The grand message, if any, is resumed in one lyric on the title track: “Baby I need a plan to help me understand, that life ain’t only supply and demand.” Whether that is a clever stab at artists spitting out records as part of the music biz factory or just his philosophy on life is up for debate. However, what is undisputed on Supply and Demand are the lyrics’ innate ability to strike a chord regardless of the themes of pain and grief in the final (and his most personal) track “Long Line of Pain”, or political disillusionment in “Freedom” (another underhand comment on American foreign policy), or joy. Lee is simply a good songwriter, a trait that is vital in the folk music scene. How can one explain Bob Dylan’s longevity and legendary status as a lyrical God if that weren’t the case?

The simple and calm arrangements on this record help drive his lyrics.
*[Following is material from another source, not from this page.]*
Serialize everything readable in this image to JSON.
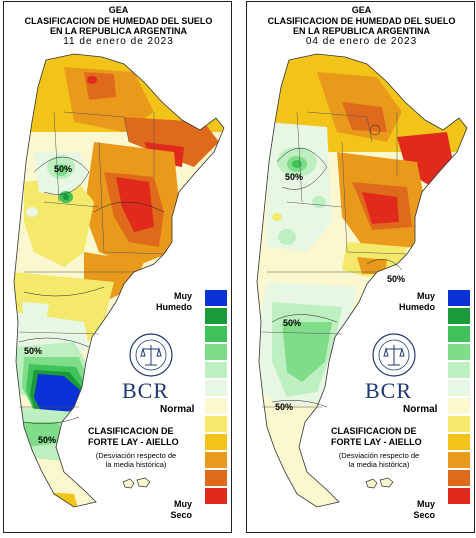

The emphasis on his voice shows a newfound confidence in his singing, which has improved significantly since his eponymous debut back in 2005.

Lee has turned a new leaf. Supply and Demand exhibits growth, maturity and a sense of purpose seldom found in pop music. While there are no sure fire hits here, as in catchy hooks, it takes patient ears to fully appreciate a figure that music listeners will be talking about for years to come.